WALSync
WALSync is a PostgreSQL wait event that occurs when a process is waiting for WAL (Write-Ahead Logging) records to be synchronized (flushed) to durable storage.
This typically happens during transaction commit when synchronous_commit is enabled (which is the default), ensuring that WAL data is safely written to disk before the transaction is considered complete.
The wait reflects time spent waiting for the operating system or storage hardware to confirm that WAL buffers have been physically written, and it falls under the IO wait event category.
How it Works
- Write: The process writes WAL data from the memory buffer to the OS file system cache.
- Sync: The process issues an fsync() system call (or equivalent) to force the OS to move that data from the volatile cache to the physical disk platter or SSD.

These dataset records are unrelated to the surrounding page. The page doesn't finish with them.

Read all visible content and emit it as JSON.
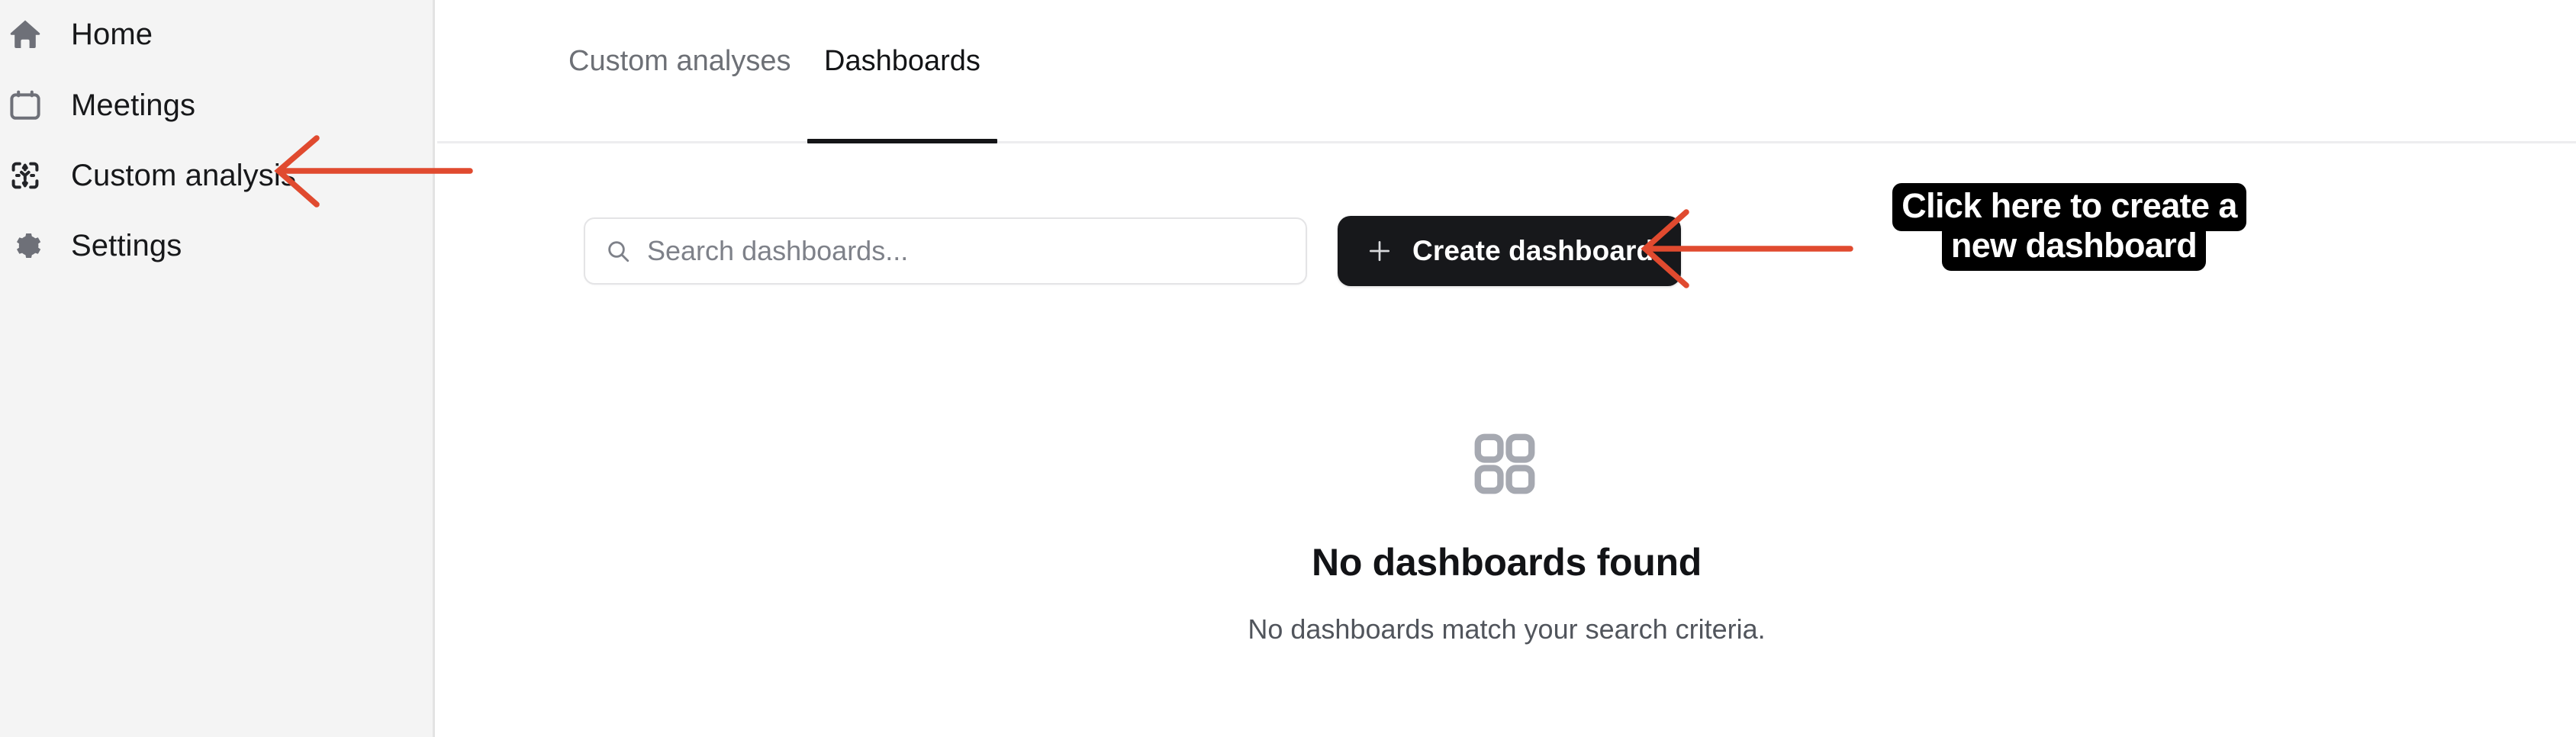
{
  "sidebar": {
    "background": "#f4f4f4",
    "items": [
      {
        "id": "home",
        "label": "Home",
        "icon": "home-icon"
      },
      {
        "id": "meetings",
        "label": "Meetings",
        "icon": "calendar-icon"
      },
      {
        "id": "custom-analysis",
        "label": "Custom analysis",
        "icon": "custom-analysis-icon"
      },
      {
        "id": "settings",
        "label": "Settings",
        "icon": "gear-icon"
      }
    ]
  },
  "tabs": [
    {
      "id": "custom-analyses",
      "label": "Custom analyses",
      "active": false
    },
    {
      "id": "dashboards",
      "label": "Dashboards",
      "active": true
    }
  ],
  "toolbar": {
    "search_placeholder": "Search dashboards...",
    "search_value": "",
    "search_icon": "search-icon",
    "create_label": "Create dashboard",
    "create_icon": "plus-icon",
    "create_bg": "#17181b"
  },
  "empty_state": {
    "icon": "grid-2x2-icon",
    "title": "No dashboards found",
    "subtitle": "No dashboards match your search criteria."
  },
  "annotations": {
    "accent": "#e04a2f",
    "callout_line1": "Click here to create a",
    "callout_line2": "new dashboard",
    "arrows": [
      {
        "id": "arrow-to-custom-analysis",
        "points_to": "custom-analysis"
      },
      {
        "id": "arrow-to-create-dashboard",
        "points_to": "create-dashboard"
      }
    ]
  }
}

- The Wait: While the hardware is busy "syncing" that data, the PostgreSQL process enters the WALSync state.
When does it appear?
- During transaction commits when synchronous_commit is enabled.
- When checkpoints are occurring, as they also involve flushing WAL data to disk.
Impact on Performance
- Under heavy write loads, where multiple transactions are trying to commit simultaneously.
If you have 1,000 users all committing small transactions at once, the disk must perform 1,000 separate "sync" operations.
Even fast SSDs have limits on how many physical syncs per second they can handle.
- High Disk latency:If your storage is overloaded or you are using network-attached storage (like AWS EBS) that has hit its IOPS limit,
the time spent waiting for a single fsync to return increases, leading to higher WALSync times.